The Panama Leaks have shattered the belief that Nawaz Sharif and his PML –N would continue to lead Pakistan beyond 2018. Because of the political mishandling of Panama Leaks at the party cadre level, should Sharif be removed from office due to court verdict or some other development, the fall of the central government is eminent.

A corrosion of consensus weakens not just a polity but also the incumbents, who must rule in the vacuum produced by the shattering of the very consensus they previously enjoyed in office. In addition to suffering from a repeatedly shattered political consensus, Pakistan is plagued by a government whose top executive is besieged by the investigation of money laundering.

At the time of writing, no political party is strong enough to fill the vacuum created by PML-N’s political enfeeblement post Panama Leaks. Meanwhile, as Pakistan moves away from the US, it is forging regional ties rigorously. Pakistan is forging stronger commercial ties with China through CPEC and with Russia through unprecedented joint military exercises. During this period of transition, two of Pakistan’s immediate neighbors, Afghanistan and India, have joined forces against Pakistan. Both are backed by the US, Pakistan’s ally no more yet a country with strong intelligence network inside Pakistan and unprecedented military presence in Central Asia.
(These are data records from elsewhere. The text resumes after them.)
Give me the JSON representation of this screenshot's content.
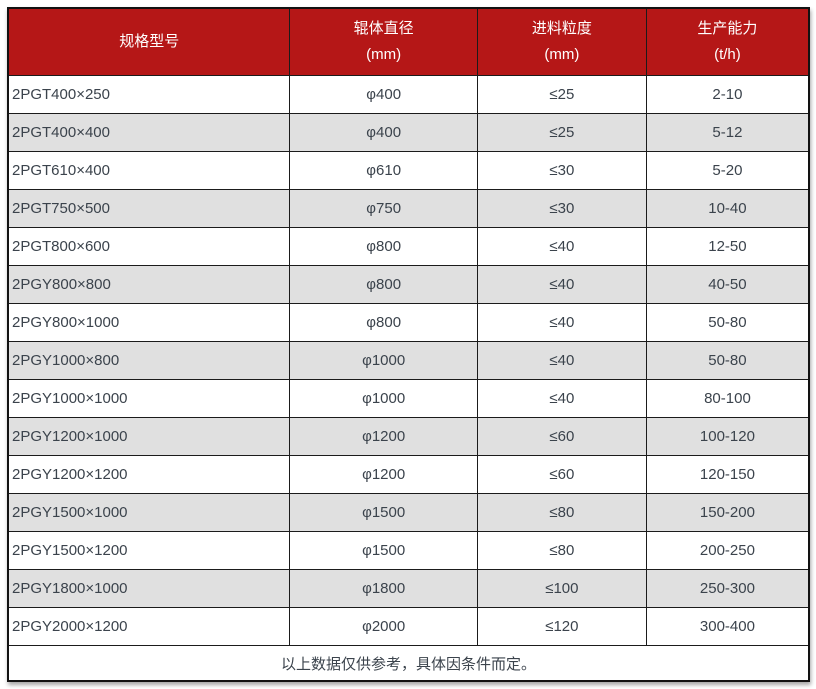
{
  "chart_data": {
    "type": "table",
    "columns": [
      {
        "label": "规格型号",
        "unit": ""
      },
      {
        "label": "辊体直径",
        "unit": "(mm)"
      },
      {
        "label": "进料粒度",
        "unit": "(mm)"
      },
      {
        "label": "生产能力",
        "unit": "(t/h)"
      }
    ],
    "rows": [
      [
        "2PGT400×250",
        "φ400",
        "≤25",
        "2-10"
      ],
      [
        "2PGT400×400",
        "φ400",
        "≤25",
        "5-12"
      ],
      [
        "2PGT610×400",
        "φ610",
        "≤30",
        "5-20"
      ],
      [
        "2PGT750×500",
        "φ750",
        "≤30",
        "10-40"
      ],
      [
        "2PGT800×600",
        "φ800",
        "≤40",
        "12-50"
      ],
      [
        "2PGY800×800",
        "φ800",
        "≤40",
        "40-50"
      ],
      [
        "2PGY800×1000",
        "φ800",
        "≤40",
        "50-80"
      ],
      [
        "2PGY1000×800",
        "φ1000",
        "≤40",
        "50-80"
      ],
      [
        "2PGY1000×1000",
        "φ1000",
        "≤40",
        "80-100"
      ],
      [
        "2PGY1200×1000",
        "φ1200",
        "≤60",
        "100-120"
      ],
      [
        "2PGY1200×1200",
        "φ1200",
        "≤60",
        "120-150"
      ],
      [
        "2PGY1500×1000",
        "φ1500",
        "≤80",
        "150-200"
      ],
      [
        "2PGY1500×1200",
        "φ1500",
        "≤80",
        "200-250"
      ],
      [
        "2PGY1800×1000",
        "φ1800",
        "≤100",
        "250-300"
      ],
      [
        "2PGY2000×1200",
        "φ2000",
        "≤120",
        "300-400"
      ]
    ],
    "footnote": "以上数据仅供参考，具体因条件而定。",
    "layout": {
      "column_widths_pct": [
        35.2,
        23.4,
        21.1,
        20.3
      ],
      "zebra_striping": true,
      "grid": true
    }
  },
  "colors": {
    "header_bg": "#b51717",
    "header_text": "#ffffff",
    "row_bg": "#ffffff",
    "row_alt_bg": "#e0e0e0",
    "body_text": "#3b434c",
    "border": "#1b1b1b"
  }
}
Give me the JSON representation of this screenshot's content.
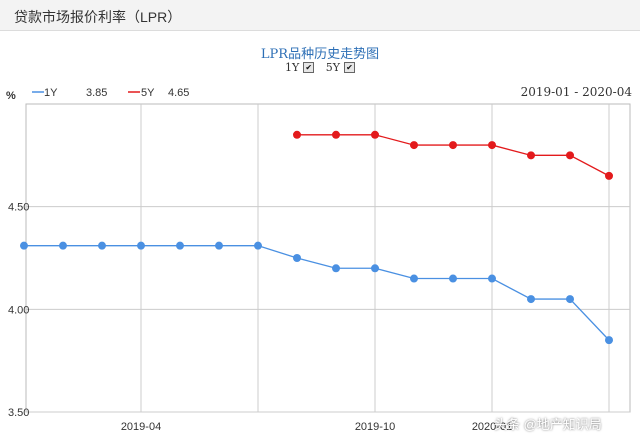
{
  "header": {
    "title": "贷款市场报价利率（LPR）"
  },
  "chart_data": {
    "type": "line",
    "title": "LPR品种历史走势图",
    "ylabel": "%",
    "date_range": "2019-01 - 2020-04",
    "ylim": [
      3.5,
      5.0
    ],
    "y_ticks": [
      "4.50",
      "4.00",
      "3.50"
    ],
    "x_tick_labels": [
      "2019-04",
      "2019-10",
      "2020-01"
    ],
    "x": [
      "2019-01",
      "2019-02",
      "2019-03",
      "2019-04",
      "2019-05",
      "2019-06",
      "2019-07",
      "2019-08",
      "2019-09",
      "2019-10",
      "2019-11",
      "2019-12",
      "2020-01",
      "2020-02",
      "2020-03",
      "2020-04"
    ],
    "series": [
      {
        "name": "1Y",
        "latest": "3.85",
        "color": "#4a90e2",
        "checkbox": "1Y",
        "values": [
          4.31,
          4.31,
          4.31,
          4.31,
          4.31,
          4.31,
          4.31,
          4.25,
          4.2,
          4.2,
          4.15,
          4.15,
          4.15,
          4.05,
          4.05,
          3.85
        ]
      },
      {
        "name": "5Y",
        "latest": "4.65",
        "color": "#e31a1c",
        "checkbox": "5Y",
        "values": [
          null,
          null,
          null,
          null,
          null,
          null,
          null,
          4.85,
          4.85,
          4.85,
          4.8,
          4.8,
          4.8,
          4.75,
          4.75,
          4.65
        ]
      }
    ],
    "grid": true,
    "legend": "top-left"
  },
  "watermark": {
    "text": "头条 @地产知识局"
  }
}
Pakistan is thus sitting on two fault lines, each crossing the other at critical political junctures.  One fault line is created by the fact that Pakistan’s structural shift away from its traditional ally, the US, is not accompanied by a shift in software application that would end the operation of intensive and extensive US intelligence within Pakistan. The other fault line is the political power vacuum caused repeatedly by the shattering of consensus through events triggered by forces extraneous to Pakistan’s main political function.

Pakistan’s nuclear weapons are indeed relevant to its defense, but the force Pakistan needs to manage its current risks is that of human intelligence.